Let us approach nearer and take a closer view.  We will enter the [South Carolina] House of Representatives. . . .  The Speaker is black, the Clerk is black, the chairman of the Ways and Means is black, and the chaplain is coal-black.  At some of the desks sit colored men whose types it would be hard to find outside of Congo; whose costume, visages, attitudes, and expression, only befit the forecastle of a buccaneer.  It must be remembered, also, that these men, with not more than half a dozen exceptions, have been themselves slaves, and that their ancestors were slaves for generations. . . .  

One of the things that first strike a casual observer in this negro assembly is the fluency of debate, if the endless chatter that goes on there can be dignified with this term. . . .  Sambo can talk on these topics and those of a kindred character, and their endless ramifications, day in and day out. . . .  The negro is imitative in the extreme.  He can copy like a parrot or a monkey. . . .  His misuse of language in his imitations is at times ludicrous beyond measure. . . .

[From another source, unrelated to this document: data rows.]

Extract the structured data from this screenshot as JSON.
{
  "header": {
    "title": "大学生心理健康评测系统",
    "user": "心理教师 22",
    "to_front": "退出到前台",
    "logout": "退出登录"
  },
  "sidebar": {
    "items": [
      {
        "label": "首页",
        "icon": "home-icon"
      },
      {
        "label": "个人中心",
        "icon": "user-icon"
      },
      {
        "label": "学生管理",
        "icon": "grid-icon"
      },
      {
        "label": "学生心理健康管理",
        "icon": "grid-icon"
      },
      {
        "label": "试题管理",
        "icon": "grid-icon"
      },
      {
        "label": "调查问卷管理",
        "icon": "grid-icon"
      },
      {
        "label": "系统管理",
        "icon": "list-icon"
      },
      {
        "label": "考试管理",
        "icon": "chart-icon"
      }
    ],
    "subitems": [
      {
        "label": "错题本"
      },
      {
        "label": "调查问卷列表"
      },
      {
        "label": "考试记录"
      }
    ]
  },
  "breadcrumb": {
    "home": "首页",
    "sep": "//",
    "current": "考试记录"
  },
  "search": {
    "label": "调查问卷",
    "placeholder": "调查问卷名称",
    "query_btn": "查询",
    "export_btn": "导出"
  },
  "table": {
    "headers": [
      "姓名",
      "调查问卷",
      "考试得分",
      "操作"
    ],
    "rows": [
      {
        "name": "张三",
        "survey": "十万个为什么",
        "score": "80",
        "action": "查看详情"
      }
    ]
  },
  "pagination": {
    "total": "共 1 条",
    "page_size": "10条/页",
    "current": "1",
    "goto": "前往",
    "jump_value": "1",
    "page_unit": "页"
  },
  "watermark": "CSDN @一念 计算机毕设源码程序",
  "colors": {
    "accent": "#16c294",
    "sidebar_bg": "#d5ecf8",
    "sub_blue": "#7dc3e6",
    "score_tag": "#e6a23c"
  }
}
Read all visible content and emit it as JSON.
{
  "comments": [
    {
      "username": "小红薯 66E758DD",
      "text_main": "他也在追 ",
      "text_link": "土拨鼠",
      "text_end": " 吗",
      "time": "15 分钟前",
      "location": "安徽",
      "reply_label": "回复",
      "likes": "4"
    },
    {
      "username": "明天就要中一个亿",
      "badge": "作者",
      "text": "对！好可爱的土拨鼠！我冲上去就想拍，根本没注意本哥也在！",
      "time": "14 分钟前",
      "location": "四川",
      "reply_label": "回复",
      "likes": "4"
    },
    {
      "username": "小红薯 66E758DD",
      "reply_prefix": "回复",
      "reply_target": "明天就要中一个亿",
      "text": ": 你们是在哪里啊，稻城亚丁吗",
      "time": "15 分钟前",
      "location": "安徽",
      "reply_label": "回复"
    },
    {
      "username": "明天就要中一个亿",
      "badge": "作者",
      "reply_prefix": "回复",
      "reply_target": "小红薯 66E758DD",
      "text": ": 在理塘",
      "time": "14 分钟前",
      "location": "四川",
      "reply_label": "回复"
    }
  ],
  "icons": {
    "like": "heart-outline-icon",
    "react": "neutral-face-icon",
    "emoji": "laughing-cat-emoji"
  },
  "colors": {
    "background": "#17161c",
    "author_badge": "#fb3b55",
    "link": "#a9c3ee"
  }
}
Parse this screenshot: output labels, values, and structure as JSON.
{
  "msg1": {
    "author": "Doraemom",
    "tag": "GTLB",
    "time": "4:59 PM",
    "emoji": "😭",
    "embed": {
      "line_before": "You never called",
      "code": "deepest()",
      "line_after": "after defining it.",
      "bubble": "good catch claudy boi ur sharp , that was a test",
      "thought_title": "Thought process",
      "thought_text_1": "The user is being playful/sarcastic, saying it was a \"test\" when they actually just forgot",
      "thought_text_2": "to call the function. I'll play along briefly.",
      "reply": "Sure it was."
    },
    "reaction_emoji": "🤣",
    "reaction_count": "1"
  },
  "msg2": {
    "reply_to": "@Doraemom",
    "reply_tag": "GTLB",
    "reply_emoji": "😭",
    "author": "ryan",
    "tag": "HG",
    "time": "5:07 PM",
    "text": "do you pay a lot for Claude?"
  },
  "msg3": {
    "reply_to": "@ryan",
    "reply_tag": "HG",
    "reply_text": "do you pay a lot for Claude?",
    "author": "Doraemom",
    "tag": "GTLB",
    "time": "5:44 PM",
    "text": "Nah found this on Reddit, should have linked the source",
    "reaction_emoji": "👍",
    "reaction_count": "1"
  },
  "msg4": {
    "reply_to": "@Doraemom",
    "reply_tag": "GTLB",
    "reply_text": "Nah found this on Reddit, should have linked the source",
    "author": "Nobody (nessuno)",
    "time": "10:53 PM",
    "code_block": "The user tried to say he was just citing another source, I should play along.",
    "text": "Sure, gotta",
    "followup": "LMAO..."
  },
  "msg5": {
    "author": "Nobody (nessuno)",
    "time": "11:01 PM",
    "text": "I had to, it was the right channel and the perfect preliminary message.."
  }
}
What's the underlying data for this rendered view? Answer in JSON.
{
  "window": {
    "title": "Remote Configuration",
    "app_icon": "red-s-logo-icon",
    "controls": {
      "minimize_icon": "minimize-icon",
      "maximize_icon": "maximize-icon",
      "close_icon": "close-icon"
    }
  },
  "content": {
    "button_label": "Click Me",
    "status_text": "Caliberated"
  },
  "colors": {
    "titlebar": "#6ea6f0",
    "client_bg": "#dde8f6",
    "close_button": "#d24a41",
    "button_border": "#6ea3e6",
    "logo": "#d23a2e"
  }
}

Here, then, is the outcome, the ripe, perfected fruit of the boasted civilization of the South after two hundred years of experience.  A white community that had gradually risen from small beginnings till it grew into wealth, culture, and refinement, and became accomplished in all the arts of civilization. . . .  It lies prostrate in the dust, ruled over by this strange conglomerate, gathered from the ranks of its own servile population.  It is the spectacle of a society turned bottom-side up. . . .  It is the slave rioting in the halls of his master and putting that master under his feet. . . .  Does anybody suppose that such a condition of things as exists to-day in South Carolina is to last?

Source: James S. Pike, The Prostrate State: South Carolina Under Negro Government (New York: D. Appleton and Co., 1874), 9-21, 58-65.

Document 4.15.12: Excerpts from The Prostrate State by James Shepherd Pike, 1874.